ACCs+Access+Services+Librarian%2C+Lara+Beckwith.+

Image via Lillian Fuglei

ACC’s Access Services Librarian, Lara Beckwith.

Tucked away behind the circulation desk sits an office with a large koi fish painted on its window. The office belongs to Arapahoe Community College’s Access Services Librarian, Lara Beckwith. 

Beckwith has only been working at ACC for seven months, she previously worked at Anythink Libraries.

“It’s been awesome, it’s a very different shift going from a public librarian to an academic librarian,” Beckwith said. “It’s very strange to go from a place where the library was seen as a hangout, to a place where the library is seen as a tool.”

Although Beckwith has been working as a librarian for a while, that wasn’t always her plan. She started college early, as a sophomore in high school, accumulating a bachelor’s degree, three masters degrees, and “a bunch of certificates in random things”. 

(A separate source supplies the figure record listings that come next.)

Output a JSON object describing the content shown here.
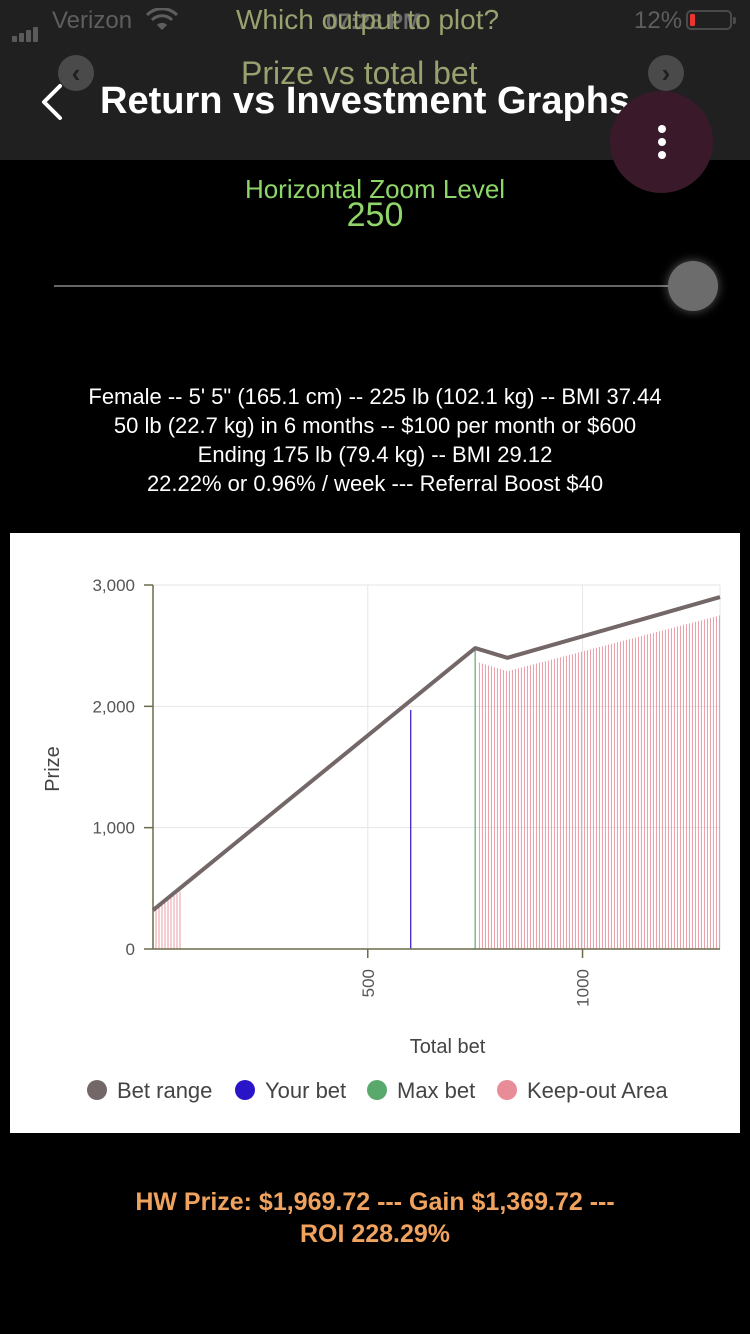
{
  "status_bar": {
    "carrier": "Verizon",
    "battery": "12%",
    "time": "07:28 PM"
  },
  "header": {
    "picker_label": "Which output to plot?",
    "picker_value": "Prize vs total bet",
    "title": "Return vs Investment Graphs",
    "prev_icon": "chevron-left",
    "next_icon": "chevron-right",
    "back_icon": "back-arrow",
    "menu_icon": "more-vertical"
  },
  "zoom": {
    "label": "Horizontal Zoom Level",
    "value": "250",
    "slider_fraction": 1.0
  },
  "info_lines": [
    "Female -- 5' 5\" (165.1 cm) -- 225 lb (102.1 kg) -- BMI 37.44",
    "50 lb (22.7 kg) in 6 months -- $100 per month or $600",
    "Ending 175 lb (79.4 kg) -- BMI 29.12",
    "22.22% or 0.96% / week --- Referral Boost $40"
  ],
  "chart_data": {
    "type": "line",
    "xlabel": "Total bet",
    "ylabel": "Prize",
    "xlim": [
      0,
      1320
    ],
    "ylim": [
      0,
      3000
    ],
    "x_ticks": [
      500,
      1000
    ],
    "y_ticks": [
      0,
      1000,
      2000,
      3000
    ],
    "y_tick_labels": [
      "0",
      "1,000",
      "2,000",
      "3,000"
    ],
    "grid": true,
    "legend_position": "bottom",
    "series": [
      {
        "name": "Bet range",
        "color": "#746768",
        "points": [
          [
            0,
            320
          ],
          [
            750,
            2480
          ],
          [
            825,
            2400
          ],
          [
            1320,
            2900
          ]
        ]
      }
    ],
    "your_bet": {
      "name": "Your bet",
      "x": 600,
      "y": 1969.72,
      "color": "#2a14c8"
    },
    "max_bet": {
      "name": "Max bet",
      "x": 750,
      "y": 2480,
      "color": "#5aa96c"
    },
    "keep_out": {
      "name": "Keep-out Area",
      "color": "#e88c98",
      "regions": [
        {
          "x_start": 0,
          "x_end": 65,
          "top": [
            [
              0,
              310
            ],
            [
              65,
              480
            ]
          ]
        },
        {
          "x_start": 760,
          "x_end": 1320,
          "top": [
            [
              760,
              2360
            ],
            [
              825,
              2290
            ],
            [
              1320,
              2750
            ]
          ]
        }
      ]
    },
    "legend": [
      "Bet range",
      "Your bet",
      "Max bet",
      "Keep-out Area"
    ],
    "legend_colors": [
      "#746768",
      "#2a14c8",
      "#5aa96c",
      "#e88c98"
    ]
  },
  "footer": {
    "line1": "HW Prize: $1,969.72 --- Gain $1,369.72 ---",
    "line2": "ROI 228.29%"
  }
}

Along the way, she studied modern European history, pastoral spiritual care, social change, classical dance, and many more subjects. While Beckwith has all the education to become a priest, her path continued to veer towards learning. 

Ultimately, Beckwith became a librarian because she has “an insatiable hunger for knowledge. Instead of deciding to collect all of the degrees, I decided it might be more advantageous to get a degree in how to learn, and how to find information. It’s cheaper too!” 

While she may be a newer librarian at ACC, Beckwith is not new to the ACC community. Her mother, JaNelle Erickson, was an English teacher at ACC in the late 90’s. Beckwith her earliest memories of ACC were sitting in the back of her mother’s classroom and watching her teach. 

Beckwith and family headed to a Steampunk Tea Party hosted by the Denver Victorian and Steampunk Society in outfits Beckwith made. (Image via Lara Beckwith)

Outside the library, Beckwith has another passion: sewing. She’s a professional seamstress and tailor, making mostly Victorian gowns and doing “a lot of steampunk activities. And then we also do a lot of balls and Victorian activities.”

“I grew up doing historical reenacting with my father. We didn’t do any civil war stuff, because that’s too mainstream, so we did 1840’s,” Beckwith said. “ Because I’m a rebel, I had to pick a different period of time. So I do the 1870’s, because fashion was the most flattering on me at that time.”

With such a wide variety of interests, Beckwith believes that being a librarian is the perfect fit for her because she can always keep learning, while helping others learn.

“Librarian stuff is very fun. I highly encourage it,” she said. “It is the most punk rock way of being supported to be subversive in the government. If you can get yourself a job at the library of congress, that is the most punk rock subversive way to be in the system, while also dismantling the system, through access to information.”